Gregorian Chants

Panic about Yordano Ventura can wait, but maybe just hours

By the time you read this, maybe we’ll know otherwise about Yordano Ventura.

Maybe the injury he suffered on Monday against Houston will prove devastating and will make him a candidate for surgery.

Or maybe it will theoretically just shut him down for a week or two, a limbo that could signal the start of a torturous spiral.

But as of Tuesday morning before he was to undergo an MRI, remember that all that’s known publicly is what Andy McCullough reported in The Star late Monday:

“The team diagnosed discomfort on the lateral, or outer, side of his elbow. The inside part of the joint houses the ulnar collateral ligament, the one involved in Tommy John surgery.

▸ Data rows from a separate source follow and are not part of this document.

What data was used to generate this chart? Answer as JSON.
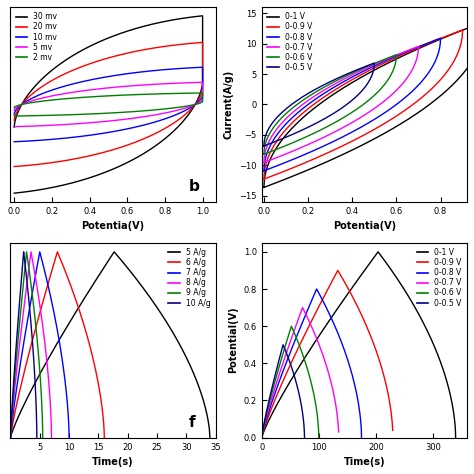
{
  "panel_b": {
    "xlabel": "Potentia(V)",
    "legend_labels": [
      "30 mv",
      "20 mv",
      "10 mv",
      "5 mv",
      "2 mv"
    ],
    "legend_colors": [
      "#000000",
      "#ff0000",
      "#0000ff",
      "#ff00ff",
      "#008000"
    ],
    "scales": [
      1.0,
      0.7,
      0.42,
      0.25,
      0.13
    ]
  },
  "panel_c": {
    "xlabel": "Potentia(V)",
    "ylabel": "Current(A/g)",
    "legend_labels": [
      "0-1 V",
      "0-0.9 V",
      "0-0.8 V",
      "0-0.7 V",
      "0-0.6 V",
      "0-0.5 V"
    ],
    "legend_colors": [
      "#000000",
      "#ff0000",
      "#0000ff",
      "#ff00ff",
      "#008000",
      "#000080"
    ],
    "voltage_windows": [
      1.0,
      0.9,
      0.8,
      0.7,
      0.6,
      0.5
    ],
    "ylim": [
      -16,
      16
    ]
  },
  "panel_f": {
    "xlabel": "Time(s)",
    "ylabel": "Potentia(V)",
    "legend_labels": [
      "5 A/g",
      "6 A/g",
      "7 A/g",
      "8 A/g",
      "9 A/g",
      "10 A/g"
    ],
    "legend_colors": [
      "#000000",
      "#ff0000",
      "#0000ff",
      "#ff00ff",
      "#008000",
      "#000080"
    ],
    "total_times": [
      34,
      16,
      10,
      7,
      5.5,
      4.5
    ],
    "charge_fracs": [
      0.52,
      0.5,
      0.5,
      0.5,
      0.5,
      0.5
    ]
  },
  "panel_g": {
    "xlabel": "Time(s)",
    "ylabel": "Potential(V)",
    "legend_labels": [
      "0-1 V",
      "0-0.9 V",
      "0-0.8 V",
      "0-0.7 V",
      "0-0.6 V",
      "0-0.5 V"
    ],
    "legend_colors": [
      "#000000",
      "#ff0000",
      "#0000ff",
      "#ff00ff",
      "#008000",
      "#000080"
    ],
    "voltage_maxes": [
      1.0,
      0.9,
      0.8,
      0.7,
      0.6,
      0.5
    ],
    "total_times": [
      340,
      230,
      175,
      135,
      100,
      75
    ],
    "charge_fracs": [
      0.6,
      0.58,
      0.55,
      0.53,
      0.52,
      0.5
    ]
  }
}
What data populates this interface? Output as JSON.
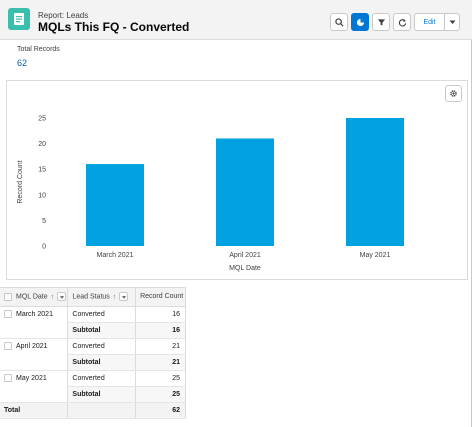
{
  "header": {
    "eyebrow": "Report: Leads",
    "title": "MQLs This FQ - Converted",
    "edit_label": "Edit"
  },
  "summary": {
    "total_label": "Total Records",
    "total_value": "62"
  },
  "colors": {
    "accent": "#0176d3",
    "bar": "#00a1e0",
    "icon_bg": "#3bbfad"
  },
  "chart_data": {
    "type": "bar",
    "categories": [
      "March 2021",
      "April 2021",
      "May 2021"
    ],
    "values": [
      16,
      21,
      25
    ],
    "xlabel": "MQL Date",
    "ylabel": "Record Count",
    "ylim": [
      0,
      25
    ],
    "yticks": [
      0,
      5,
      10,
      15,
      20,
      25
    ],
    "grid": false
  },
  "table": {
    "headers": [
      "MQL Date",
      "Lead Status",
      "Record Count"
    ],
    "sort_arrow": "↑",
    "groups": [
      {
        "date": "March 2021",
        "status": "Converted",
        "count": "16",
        "subtotal_label": "Subtotal",
        "subtotal": "16"
      },
      {
        "date": "April 2021",
        "status": "Converted",
        "count": "21",
        "subtotal_label": "Subtotal",
        "subtotal": "21"
      },
      {
        "date": "May 2021",
        "status": "Converted",
        "count": "25",
        "subtotal_label": "Subtotal",
        "subtotal": "25"
      }
    ],
    "total_label": "Total",
    "total_value": "62"
  }
}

The team’s training staff assured (manager Ned) Yost there was no damage to that precious piece of fibrous tissue.”

So, Yost apparently at least has a basis for saying he’s “not concerned it’s a ligament injury.”

But, well, define how he means “concerned.”

Maybe he just meant that he doesn’t know it to be ligament damage and that there’s no reason to borrow trouble, to assume the worst, until it’s actually arrived.

Still, this is the essential elbow of a hard-throwing pitcher.

So Yost or anyone following the Royals will have to feel somewhere between uneasy and downright queasy until there is firm clarification otherwise.

And that’s going to be hard to provide even if the MRI is consistent with what the team already diagnosed.

Especially because of the anxieties triggered by the worrisome baseball-wide plague of season-ending arm injuries that this season already has jolted the Royals (Luke Hochevar).

Especially because Ventura has become a must-see performer even as a rookie, a captivating reason to believe in the Royals’ present and future,

Especially when the Royals are downright feeble offensively and can ill afford any further reduction in the pitching that has kept them afloat.

Especially when those ranks already have been thinned due to injuries (Hochevar and Bruce Chen).

And especially when prime prospect Kyle Zimmer on Tuesday was shut down for six to eight weeks because of a strained “right latissimus dorsi muscle.” The muscle is located below the right shoulder, and Royals assistant general manager J.J. Picollo told The Star that the issue is “almost a mystery.”

Now, purely in the context of this season, the Zimmer news is disconcerting but accentuated, maybe even warped, by the timing of Ventura’s circumstances.

As he was working through shoulder soreness and biceps tendinitis, Zimmer, after all, was months away from being able to have a chance to help the Royals in 2014, anyway.

Meanwhile, shoot, there’s an outside chance Ventura’s injury is less than catastrophic.

Well, OK, maybe it’s just a microscopic chance.

So, there’s actually plenty to fret about until we know otherwise.

And it all feels a bit cursed and looks bleak during an agonizing wait amid the encore season to the Royals best in 25 years, a season of promise that may have just suffered a major setback.

Still, seems best to see what this really is with Ventura first, or at least see it more clearly, before anticipating his season’s over and trying to reconcile the implications.

Because there will be plenty of time to despair and then sort that all out if we come to know it’s the miserable scenario it threatens to be.